En el mundo de las relaciones tecnológicas interpersonales abundan los procesos que anuncian una cosa pero que en realidad persiguen otra, normalmente encandilando con una gratuidad que oculta un tráfico económico organizado sobre consentimientos tan rutinarios como inevitables. Un sofisticado camuflaje generalizado para mercadear con la información personal, como una moderna commodity que permite a su propietario venderla aunque no la use, porque en realidad no pertenece a quien la genera, sino a quien la consigue, combina, contextualiza y vende a terceros, sin que su fuente original tenga una conciencia cabal de su aprovechamiento comercial. Un problema desbordante cuando lo relacionamos con la proliferación de procesos informáticos a la mano de cualquiera con avieso interés, incluso con limitados conocimientos técnicos. La reciente regulación europea, que Cook pone como modelo universal, parece palidecer ante problemas como el provocado por el partido de extrema derecha, Alternativa para Alemania (AfD), que ha creado una web para que los niños denuncien online a los maestros que critiquen a este partido o sus impresentables proclamas.

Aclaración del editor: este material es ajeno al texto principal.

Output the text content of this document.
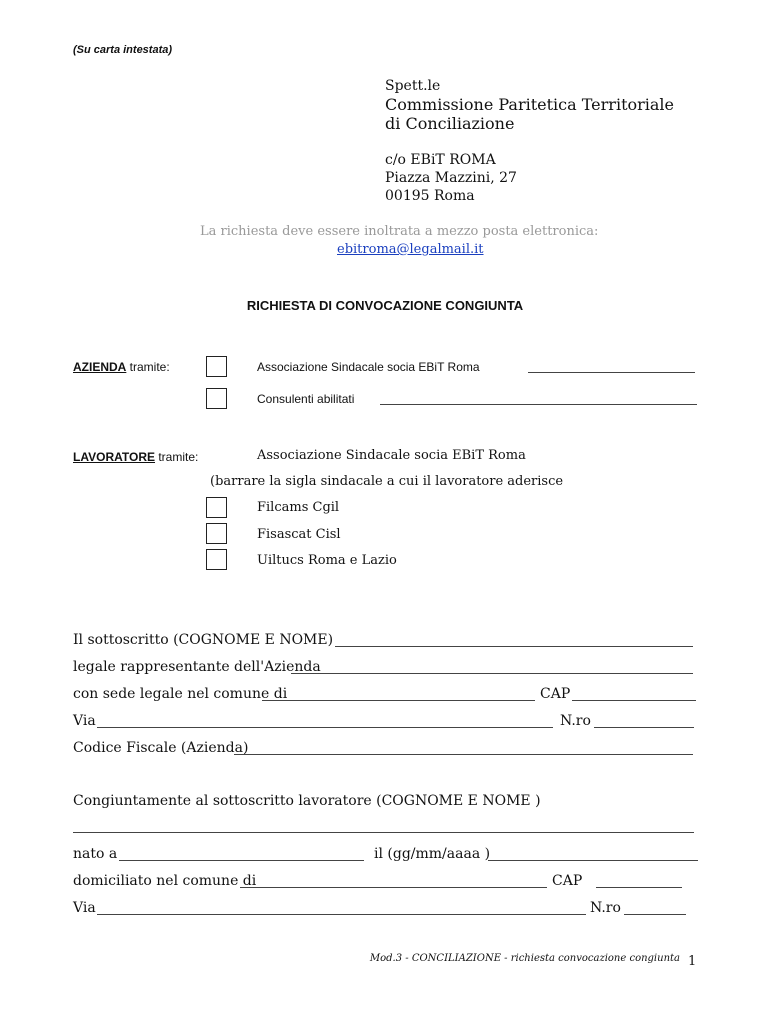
(Su carta intestata)
Spett.le
Commissione Paritetica Territoriale
di Conciliazione
c/o EBiT ROMA
Piazza Mazzini, 27
00195 Roma
La richiesta deve essere inoltrata a mezzo posta elettronica:
ebitroma@legalmail.it
RICHIESTA DI CONVOCAZIONE CONGIUNTA
AZIENDA tramite:	Associazione Sindacale socia EBiT Roma
Consulenti abilitati
LAVORATORE tramite:	Associazione Sindacale socia EBiT Roma
(barrare la sigla sindacale a cui il lavoratore aderisce
Filcams Cgil
Fisascat Cisl
Uiltucs Roma e Lazio
Il sottoscritto (COGNOME E NOME)
legale rappresentante dell'Azienda
con sede legale nel comune di	CAP
Via	N.ro
Codice Fiscale (Azienda)
Congiuntamente al sottoscritto lavoratore (COGNOME E NOME )
nato a	il (gg/mm/aaaa )
domiciliato nel comune di	CAP
Via	N.ro
Mod.3 - CONCILIAZIONE - richiesta convocazione congiunta 1
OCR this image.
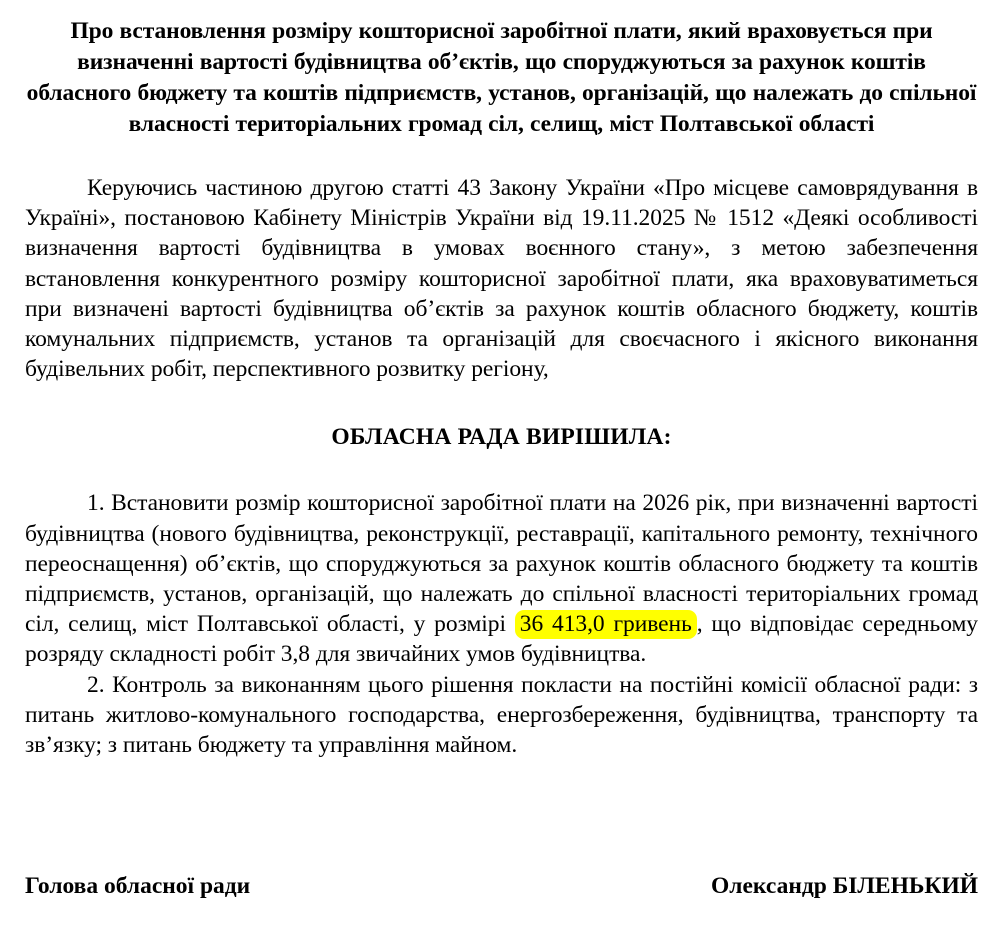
Про встановлення розміру кошторисної заробітної плати, який враховується при визначенні вартості будівництва об’єктів, що споруджуються за рахунок коштів обласного бюджету та коштів підприємств, установ, організацій, що належать до спільної власності територіальних громад сіл, селищ, міст Полтавської області

Керуючись частиною другою статті 43 Закону України «Про місцеве самоврядування в Україні», постановою Кабінету Міністрів України від 19.11.2025 № 1512 «Деякі особливості визначення вартості будівництва в умовах воєнного стану», з метою забезпечення встановлення конкурентного розміру кошторисної заробітної плати, яка враховуватиметься при визначені вартості будівництва об’єктів за рахунок коштів обласного бюджету, коштів комунальних підприємств, установ та організацій для своєчасного і якісного виконання будівельних робіт, перспективного розвитку регіону,

ОБЛАСНА РАДА ВИРІШИЛА:

1. Встановити розмір кошторисної заробітної плати на 2026 рік, при визначенні вартості будівництва (нового будівництва, реконструкції, реставрації, капітального ремонту, технічного переоснащення) об’єктів, що споруджуються за рахунок коштів обласного бюджету та коштів підприємств, установ, організацій, що належать до спільної власності територіальних громад сіл, селищ, міст Полтавської області, у розмірі 36 413,0 гривень , що відповідає середньому розряду складності робіт 3,8 для звичайних умов будівництва.

2. Контроль за виконанням цього рішення покласти на постійні комісії обласної ради: з питань житлово-комунального господарства, енергозбереження, будівництва, транспорту та зв’язку; з питань бюджету та управління майном.

Голова обласної ради	Олександр БІЛЕНЬКИЙ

Mientras la web siga abierta es difícil evitar que los niños accedan a ella, y por tanto sus promotores pueden captar sus datos, incluso de sus familias, para un siniestro reclutamiento, a la vez que se les facilita acosar públicamente a maestros. El Financial Times informa de una madre que ha denunciado en esta web al profesor de su hijo porque ha comprado ¡una cerveza extranjera! Esta polémica ha removido en este país recuerdos del tercer Reich o la Stasi, pero sobre todo tiene la enorme virtud de advertirnos de la extraordinaria facilidad para la maldad, la intrusión, la manipulación, la mercantilización, resultantes del sencillo acceso, almacenamiento y uso de datos personales ajenos, que hoy permite la tecnología incluso a la vista de todos. Puede ocurrir en una web de extremistas, por fake news, perfiles falsos, phising, troles, hackers, bullying online, o en algo tan aparentemente inocente como un algoritmo diseñado para otra actividad, un genérico consentimiento contractual online, un bar de Providence, bots en redes sociales, una simple cookie, un like, una wifi pública, una búsqueda, la captura de una foto, un trayecto, una conversación o un correo electrónico, todo parece reducirse a lo asequible y rentable que hoy resulta entrar subrepticia y remotamente en la vida de las personas, incluso la del inquilino temporal de la Casa Blanca; algo mucho más sencillo que conseguir un café gratis en un local como los de toda la vida.